Quizá una de las más graves formas de discrimen es la clasificación que se hace entre “buenos y malos”, en todas sus formas; entre correctos e incorrectos cuando se habla de adicciones, por ejemplo, y ahí sí que tenemos una cantidad de posibles aberraciones que determinar —drogadicción, alcoholismo, tabaquismo, ludopatía— y somos ágiles para rechazar y segregar a los congéneres que por la desgracia del destino se sumen en esos macabros aconteceres.

Sin embargo, vale pensar también que esta sociedad, determinada por condiciones aberrantemente no consideradas por la cultura social de esa manera, soslaya los vicios tecnológicos y consumistas. Francamente hay dependencias complicadas y que deberían avergonzarnos, como aquella costumbre extranjera llamada “Viernes negro”, por ejemplo, que rompe todo tipo de sensatez y nos sume en un consumismo sin nombre, o las adicciones frente a las pantallas planas, cuando empezamos una serie y nos amanecemos incontroladamente sin poder parar.
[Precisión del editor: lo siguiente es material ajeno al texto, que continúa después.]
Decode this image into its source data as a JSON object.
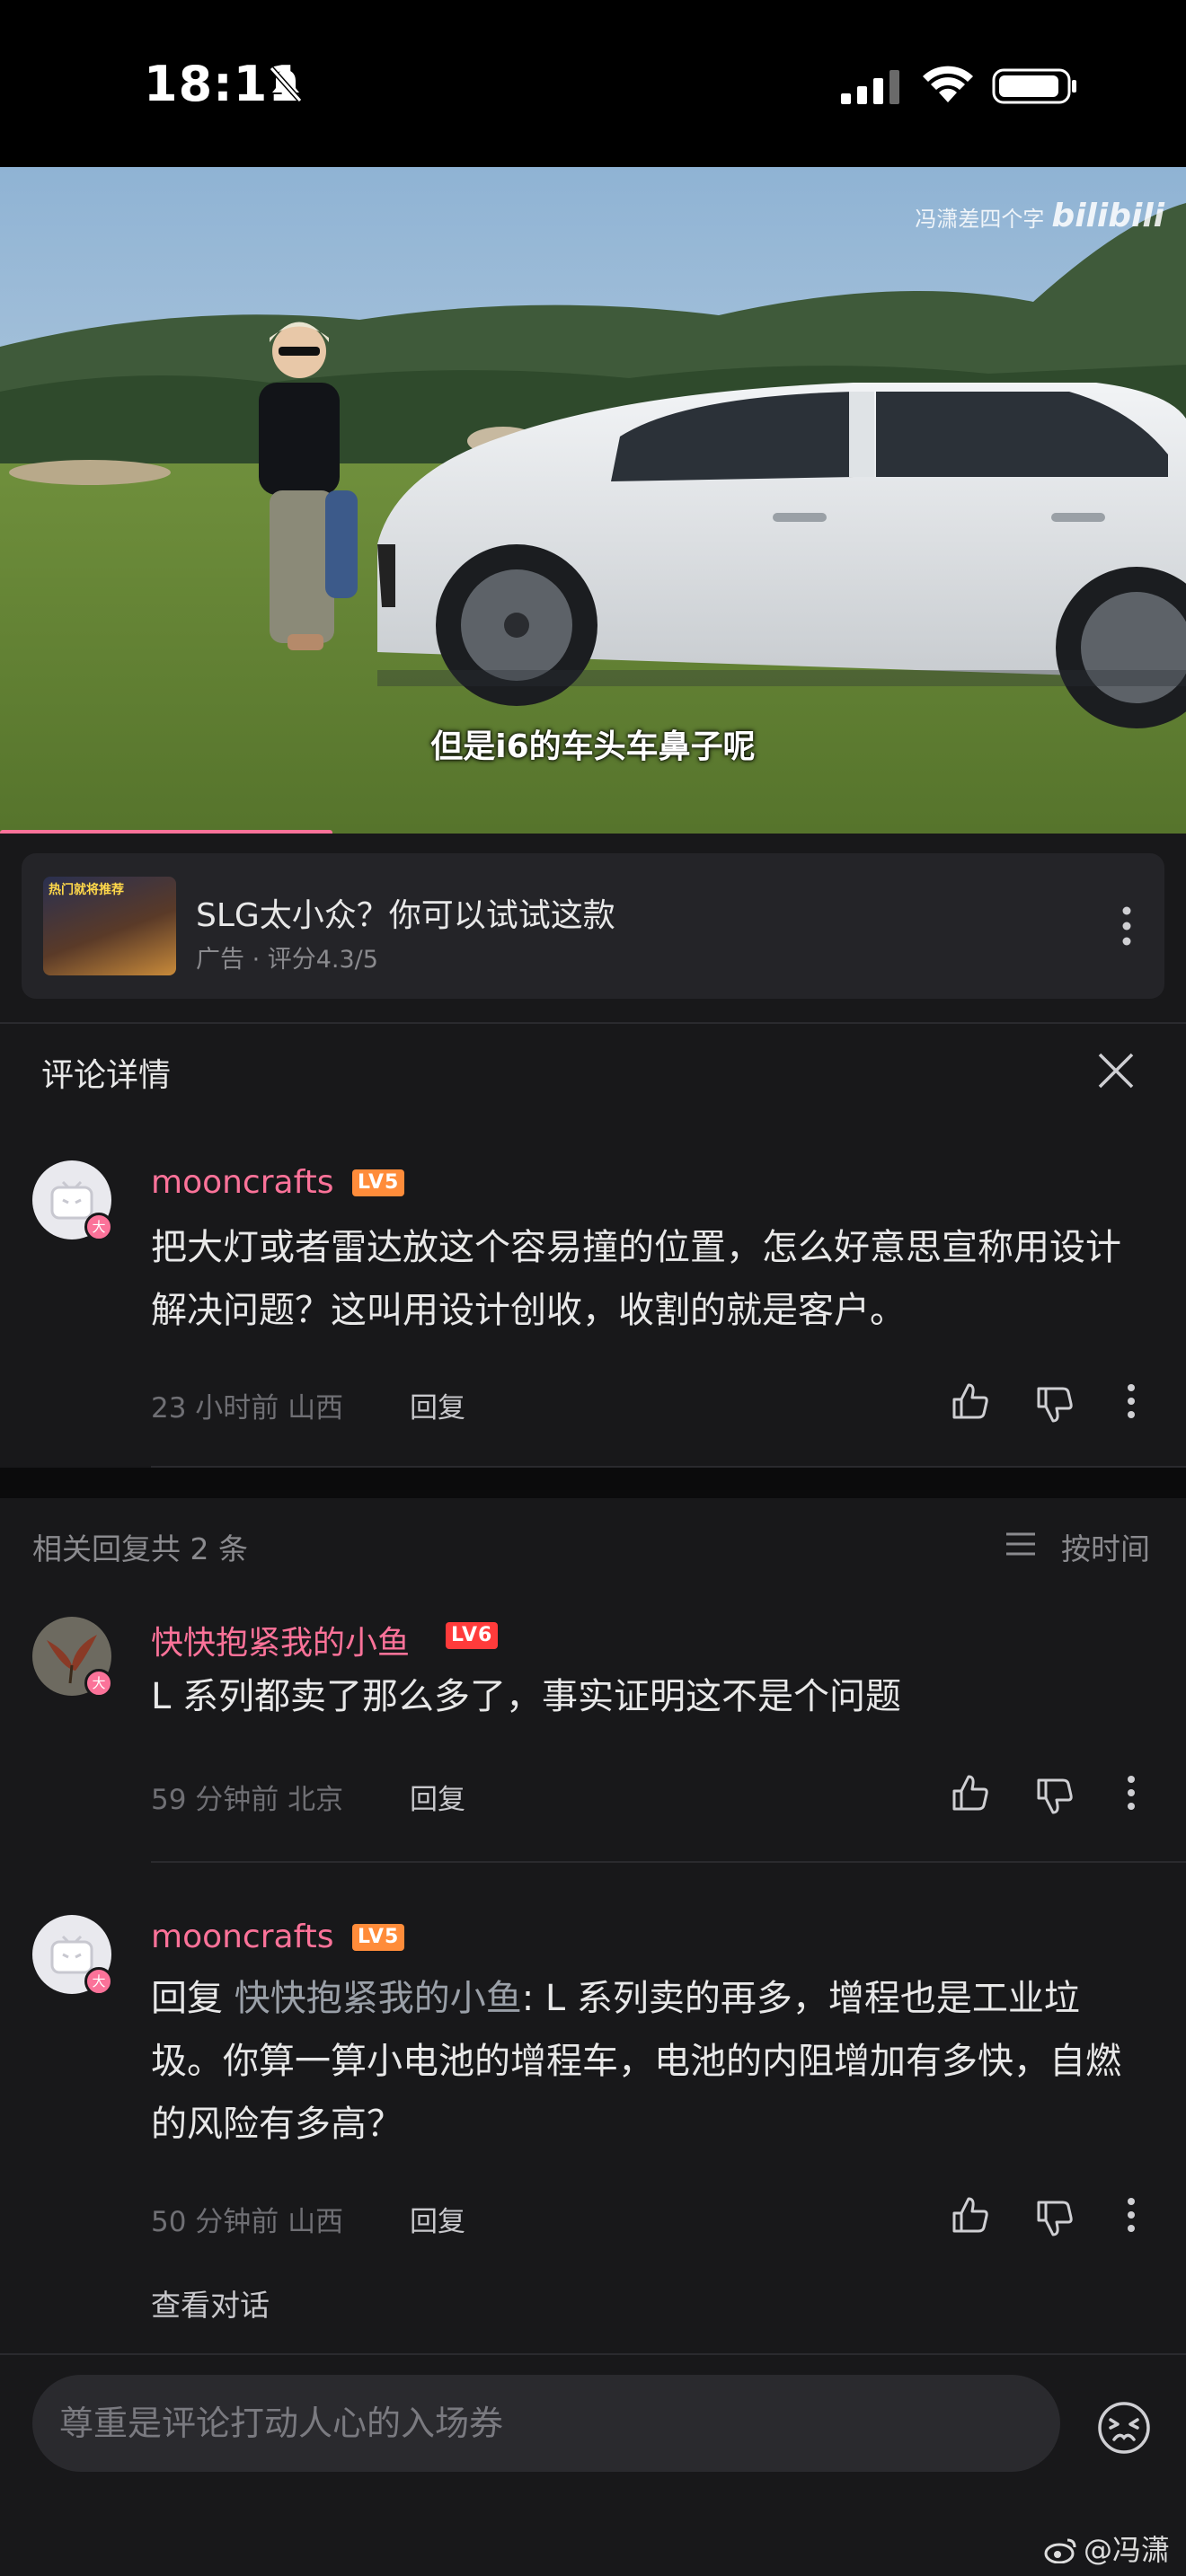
{
  "status_bar": {
    "time": "18:11"
  },
  "video": {
    "watermark_author": "冯潇差四个字",
    "watermark_brand": "bilibili",
    "subtitle": "但是i6的车头车鼻子呢",
    "progress_fraction": 0.28
  },
  "ad": {
    "thumb_text": "热门就将推荐",
    "title": "SLG太小众？你可以试试这款",
    "subtitle": "广告 · 评分4.3/5"
  },
  "panel": {
    "title": "评论详情"
  },
  "main_comment": {
    "username": "mooncrafts",
    "level": "LV5",
    "badge": "大",
    "text": "把大灯或者雷达放这个容易撞的位置，怎么好意思宣称用设计解决问题？这叫用设计创收，收割的就是客户。",
    "meta": "23 小时前  山西",
    "reply_label": "回复"
  },
  "replies_header": {
    "count_label": "相关回复共 2 条",
    "sort_label": "按时间"
  },
  "replies": [
    {
      "username": "快快抱紧我的小鱼",
      "level": "LV6",
      "badge": "大",
      "text": "L 系列都卖了那么多了，事实证明这不是个问题",
      "meta": "59 分钟前  北京",
      "reply_label": "回复"
    },
    {
      "username": "mooncrafts",
      "level": "LV5",
      "badge": "大",
      "reply_prefix": "回复 ",
      "mention": "快快抱紧我的小鱼",
      "text": ": L 系列卖的再多，增程也是工业垃圾。你算一算小电池的增程车，电池的内阻增加有多快，自燃的风险有多高？",
      "meta": "50 分钟前  山西",
      "reply_label": "回复",
      "view_conversation": "查看对话"
    }
  ],
  "input": {
    "placeholder": "尊重是评论打动人心的入场券"
  },
  "credit": "@冯潇",
  "colors": {
    "accent_pink": "#fb7299",
    "lv5": "#ff8c3a",
    "lv6": "#ff3b3b",
    "background": "#18181a"
  }
}
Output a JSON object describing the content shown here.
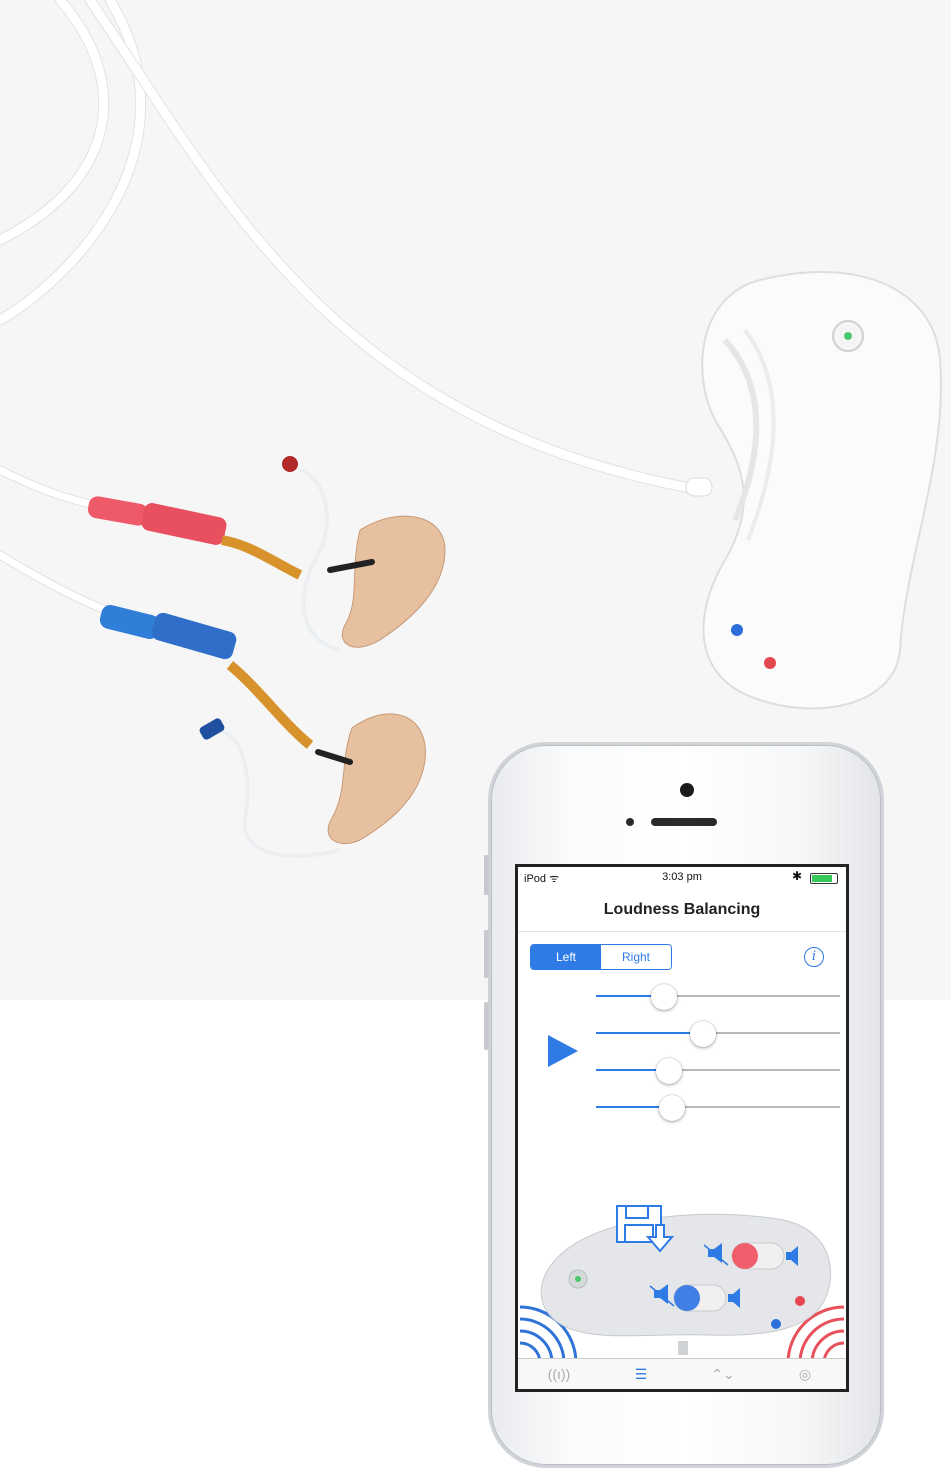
{
  "status_bar": {
    "carrier": "iPod ᯤ",
    "time": "3:03 pm",
    "bluetooth": "✱",
    "battery_level": 0.85
  },
  "nav": {
    "title": "Loudness Balancing"
  },
  "segment": {
    "left_label": "Left",
    "right_label": "Right",
    "selected": "Left"
  },
  "info_icon": "info-icon",
  "info_glyph": "i",
  "play_icon": "play-icon",
  "sliders": [
    {
      "level": 0.28
    },
    {
      "level": 0.44
    },
    {
      "level": 0.3
    },
    {
      "level": 0.31
    }
  ],
  "device_panel": {
    "left_switch_color": "#f05d6b",
    "right_switch_color": "#3f7fe6",
    "mute_icon": "speaker-mute-icon",
    "speaker_icon": "speaker-icon",
    "save_icon": "save-to-device-icon"
  },
  "tabs": [
    {
      "icon": "antenna-icon",
      "glyph": "((ı))"
    },
    {
      "icon": "sliders-icon",
      "glyph": "☰"
    },
    {
      "icon": "chevrons-icon",
      "glyph": "⌃⌄"
    },
    {
      "icon": "lifebuoy-icon",
      "glyph": "◎"
    }
  ],
  "colors": {
    "accent": "#2f7be6",
    "red_channel": "#e8505b",
    "blue_channel": "#2f73d9"
  }
}
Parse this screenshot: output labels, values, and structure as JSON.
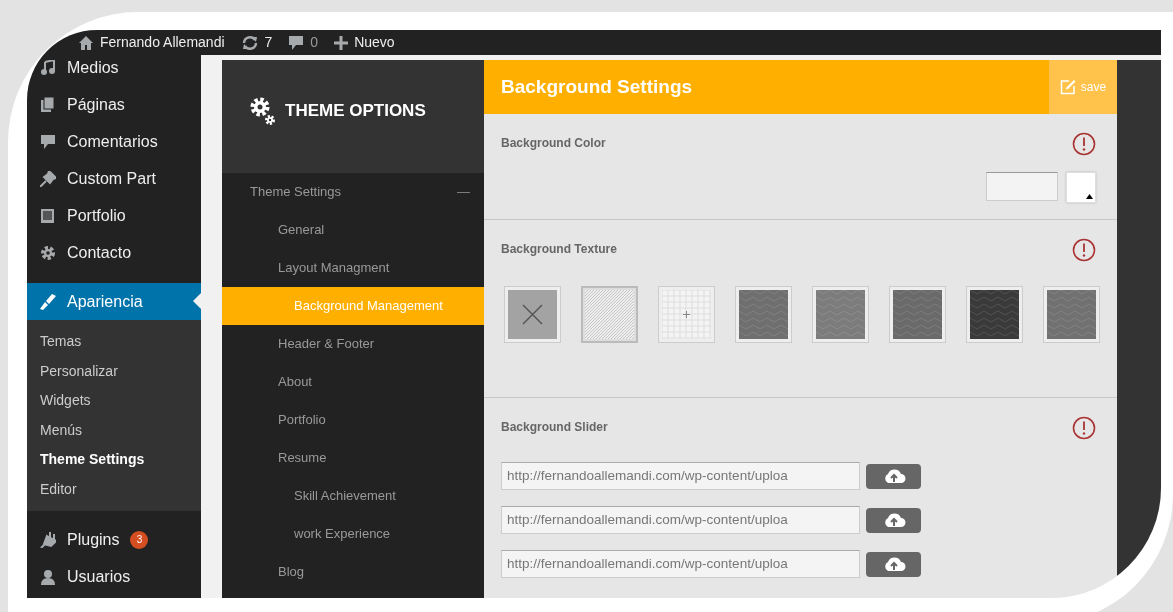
{
  "admin_bar": {
    "site": "Fernando Allemandi",
    "updates": "7",
    "comments": "0",
    "new": "Nuevo"
  },
  "admin_menu": [
    {
      "label": "Medios",
      "selected": false
    },
    {
      "label": "Páginas",
      "selected": false
    },
    {
      "label": "Comentarios",
      "selected": false
    },
    {
      "label": "Custom Part",
      "selected": false
    },
    {
      "label": "Portfolio",
      "selected": false
    },
    {
      "label": "Contacto",
      "selected": false
    },
    {
      "label": "Apariencia",
      "selected": true,
      "submenu": [
        {
          "label": "Temas",
          "selected": false
        },
        {
          "label": "Personalizar",
          "selected": false
        },
        {
          "label": "Widgets",
          "selected": false
        },
        {
          "label": "Menús",
          "selected": false
        },
        {
          "label": "Theme Settings",
          "selected": true
        },
        {
          "label": "Editor",
          "selected": false
        }
      ]
    },
    {
      "label": "Plugins",
      "selected": false,
      "badge": "3"
    },
    {
      "label": "Usuarios",
      "selected": false
    }
  ],
  "theme_panel": {
    "title": "THEME OPTIONS",
    "nav": [
      {
        "label": "Theme Settings",
        "selected": false,
        "expanded": true,
        "toggle": "—",
        "children": [
          {
            "label": "General",
            "selected": false
          },
          {
            "label": "Layout Managment",
            "selected": false
          },
          {
            "label": "Background Management",
            "selected": true
          },
          {
            "label": "Header & Footer",
            "selected": false
          },
          {
            "label": "About",
            "selected": false
          },
          {
            "label": "Portfolio",
            "selected": false
          },
          {
            "label": "Resume",
            "selected": false,
            "children": [
              {
                "label": "Skill Achievement",
                "selected": false
              },
              {
                "label": "work Experience",
                "selected": false
              }
            ]
          },
          {
            "label": "Blog",
            "selected": false
          }
        ]
      }
    ]
  },
  "settings": {
    "title": "Background Settings",
    "save": "save",
    "sections": [
      {
        "kind": "color",
        "label": "Background Color"
      },
      {
        "kind": "texture",
        "label": "Background Texture",
        "textures": [
          {
            "kind": "none",
            "selected": false
          },
          {
            "kind": "diagonal",
            "selected": true
          },
          {
            "kind": "grid",
            "selected": false
          },
          {
            "kind": "pattern",
            "color": "#6f6f6f",
            "selected": false
          },
          {
            "kind": "pattern",
            "color": "#7c7c7c",
            "selected": false
          },
          {
            "kind": "pattern",
            "color": "#6a6a6a",
            "selected": false
          },
          {
            "kind": "pattern",
            "color": "#3a3a3a",
            "selected": false
          },
          {
            "kind": "pattern",
            "color": "#717171",
            "selected": false
          }
        ]
      },
      {
        "kind": "slider",
        "label": "Background Slider",
        "urls": [
          "http://fernandoallemandi.com/wp-content/uploa",
          "http://fernandoallemandi.com/wp-content/uploa",
          "http://fernandoallemandi.com/wp-content/uploa"
        ]
      }
    ]
  }
}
Sin darse cuenta, esta sociedad flota entre corrientes existencialistas, egocentristas y así crea sus propios cánones de conducta y afirma o niega lo que le “conviene”. Justifica lo que cree y castiga lo que no le parece; volvemos a las actitudes perversas de juzgar las acciones del resto, pero jamás reconocer nuestros errores, por grandes que sean.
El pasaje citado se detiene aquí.